A Conversation with Lorne M. Buchman

The ArtCenter College of Design president’s newly released book, Make to Know: From Spaces of Uncertainty to Creative Discovery, focuses on the transformative nature of the creative process while guiding readers through stories of artists, entrepreneurs, innovators, and designers. Here, the international art and design education leader explores the link between creativity and mental health.
Book: Make to Know

What inspired your book, Make to Know?

Throughout my life I have been aware that I come to know things through the act of making them—a process of discovery that is the premise of the book. Many artists and designers will tell you that their creative practice has less to do with manifesting a great vision and more to do with building the conditions for invention. When I got to ArtCenter, I recognized how critical the relationship of making and knowing is to the fundamental pedagogy of the college. It’s an applied learning that is profoundly effective [and] inspired me to study the make-to-know idea further.

Some people think they aren’t creative because they can’t draw or paint. How would you define what it is to be creative?

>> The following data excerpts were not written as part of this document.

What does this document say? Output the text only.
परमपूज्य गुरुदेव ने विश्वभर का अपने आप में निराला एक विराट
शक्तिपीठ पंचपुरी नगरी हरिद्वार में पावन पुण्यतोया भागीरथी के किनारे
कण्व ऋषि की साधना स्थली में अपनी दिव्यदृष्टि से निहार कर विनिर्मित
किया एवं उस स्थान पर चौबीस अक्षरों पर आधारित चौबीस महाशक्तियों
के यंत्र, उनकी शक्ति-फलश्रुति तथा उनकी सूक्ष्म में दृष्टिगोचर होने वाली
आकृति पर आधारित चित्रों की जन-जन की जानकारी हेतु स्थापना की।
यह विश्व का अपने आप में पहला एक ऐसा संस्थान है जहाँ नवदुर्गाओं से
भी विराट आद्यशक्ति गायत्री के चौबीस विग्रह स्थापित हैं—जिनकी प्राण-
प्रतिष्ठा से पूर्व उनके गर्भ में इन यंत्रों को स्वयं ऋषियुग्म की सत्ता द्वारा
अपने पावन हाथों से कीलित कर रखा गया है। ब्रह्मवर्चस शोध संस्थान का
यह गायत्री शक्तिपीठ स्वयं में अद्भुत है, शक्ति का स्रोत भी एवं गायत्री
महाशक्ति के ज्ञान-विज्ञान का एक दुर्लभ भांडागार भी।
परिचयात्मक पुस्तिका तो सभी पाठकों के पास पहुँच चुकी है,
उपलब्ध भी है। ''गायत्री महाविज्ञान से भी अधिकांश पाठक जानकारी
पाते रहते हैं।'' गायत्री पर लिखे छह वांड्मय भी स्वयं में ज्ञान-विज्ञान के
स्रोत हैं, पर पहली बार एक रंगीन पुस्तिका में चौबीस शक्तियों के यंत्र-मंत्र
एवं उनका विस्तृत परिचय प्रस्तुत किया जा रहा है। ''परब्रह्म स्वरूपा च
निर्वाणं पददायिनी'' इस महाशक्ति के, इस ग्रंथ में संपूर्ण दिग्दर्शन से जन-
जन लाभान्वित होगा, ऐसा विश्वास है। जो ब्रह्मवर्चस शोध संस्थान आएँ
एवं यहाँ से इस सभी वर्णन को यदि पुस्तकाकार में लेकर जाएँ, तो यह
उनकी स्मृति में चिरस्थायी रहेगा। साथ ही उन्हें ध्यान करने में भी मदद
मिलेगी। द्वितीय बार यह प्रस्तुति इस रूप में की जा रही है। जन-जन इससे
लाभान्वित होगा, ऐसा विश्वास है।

I would define being creative as having the courage to enter uncertainty and to begin a process of making that will lead to discovery. Anyone can be creative, but people need to be willing to experiment, iterate, and engage in the making. There is also an everyday creativity that is pertinent to us all. In the book, I explore how we are engaged in make-to-know processes all the time. We create everything from daily speech to our social and spiritual lives.

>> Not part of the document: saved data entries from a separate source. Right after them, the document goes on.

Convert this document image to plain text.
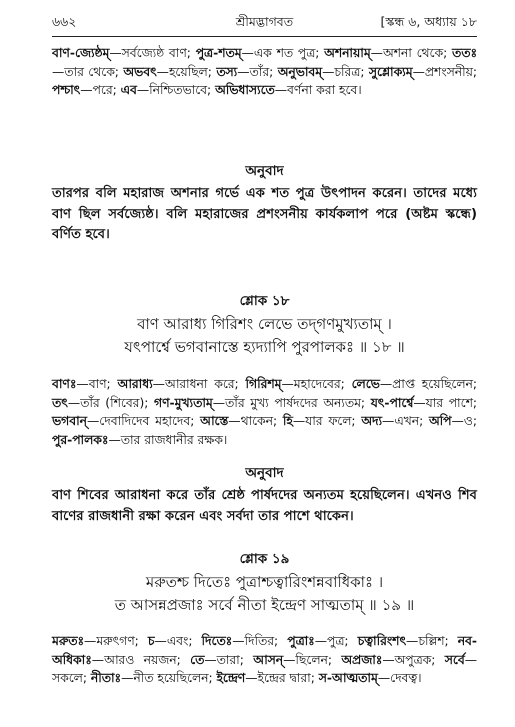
৬৬২	শ্রীমদ্ভাগবত	[স্কন্ধ ৬, অধ্যায় ১৮
বাণ-জ্যেষ্ঠম্—সর্বজ্যেষ্ঠ বাণ; পুত্র-শতম্—এক শত পুত্র; অশনায়াম্—অশনা থেকে; ততঃ—তার থেকে; অভবৎ—হয়েছিল; তস্য—তাঁর; অনুভাবম্—চরিত্র; সুশ্লোক্যম্—প্রশংসনীয়; পশ্চাৎ—পরে; এব—নিশ্চিতভাবে; অভিধাস্যতে—বর্ণনা করা হবে।
অনুবাদ
তারপর বলি মহারাজ অশনার গর্ভে এক শত পুত্র উৎপাদন করেন। তাদের মধ্যে বাণ ছিল সর্বজ্যেষ্ঠ। বলি মহারাজের প্রশংসনীয় কার্যকলাপ পরে (অষ্টম স্কন্ধে) বর্ণিত হবে।
শ্লোক ১৮
বাণ আরাধ্য গিরিশং লেভে তদ্‌গণমুখ্যতাম্ ।
যৎপার্শ্বে ভগবানাস্তে হ্যদ্যাপি পুরপালকঃ ॥ ১৮ ॥
বাণঃ—বাণ; আরাধ্য—আরাধনা করে; গিরিশম্—মহাদেবের; লেভে—প্রাপ্ত হয়েছিলেন; তৎ—তাঁর (শিবের); গণ-মুখ্যতাম্—তাঁর মুখ্য পার্ষদদের অন্যতম; যৎ-পার্শ্বে—যার পাশে; ভগবান্—দেবাদিদেব মহাদেব; আস্তে—থাকেন; হি—যার ফলে; অদ্য—এখন; অপি—ও; পুর-পালকঃ—তার রাজধানীর রক্ষক।
অনুবাদ
বাণ শিবের আরাধনা করে তাঁর শ্রেষ্ঠ পার্ষদদের অন্যতম হয়েছিলেন। এখনও শিব বাণের রাজধানী রক্ষা করেন এবং সর্বদা তার পাশে থাকেন।
শ্লোক ১৯
মরুতশ্চ দিতেঃ পুত্রাশ্চত্বারিংশন্নবাধিকাঃ ।
ত আসন্নপ্রজাঃ সর্বে নীতা ইন্দ্রেণ সাত্মতাম্ ॥ ১৯ ॥
মরুতঃ—মরুৎগণ; চ—এবং; দিতেঃ—দিতির; পুত্রাঃ—পুত্র; চত্বারিংশৎ—চল্লিশ; নব-অধিকাঃ—আরও নয়জন; তে—তারা; আসন্—ছিলেন; অপ্রজাঃ—অপুত্রক; সর্বে—সকলে; নীতাঃ—নীত হয়েছিলেন; ইন্দ্রেণ—ইন্দ্রের দ্বারা; স-আত্মতাম্—দেবত্ব।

What is the link between mental health and creativity

Creativity can be a source of great joy and gratification; it is essential to our well-being. The relationship of creativity to mental health has everything to do with having the courage to brave new territory. Too often we are paralyzed by the undetermined. Growth in one’s job, relationships, intellectual life, and in the painting studio itself are one and the same—we need to be creatively engaged in a making process to reach any meaningful progress. We need to embrace the unknown. And as we do, we might experience the great thrill of invention and that will hopefully contribute to our mental health.

Lorne M. Buchman

How does having a creative outlet help with dealing with life’s emotional uncertainties?

Uncertainty is a stressful space, but it is also a deeply creative one. It’s not so much needing a creative outlet as it is learning how the making/knowing relationship operates in all facets of our lives. Artists teach us that to become unstuck we need to keep making, writing, painting, even if the work is lacking along the way. We need to take on our uncertain emotional lives similarly and open ourselves to a process of what making itself might bring. Can you write that book? Can you enter into that relationship? Can you take on that job? Do it and you will know.

Is it ever too late for someone to pursue a creative activity? Any advice?

It’s never too late. In fact, I would say that without creative work our lives will simply wither. Take a class through ArtCenter Extension. Build skill. Hone talent. But do so in a way that will give you greater courage to improvise, experiment, and iterate your way to something that will surprise you.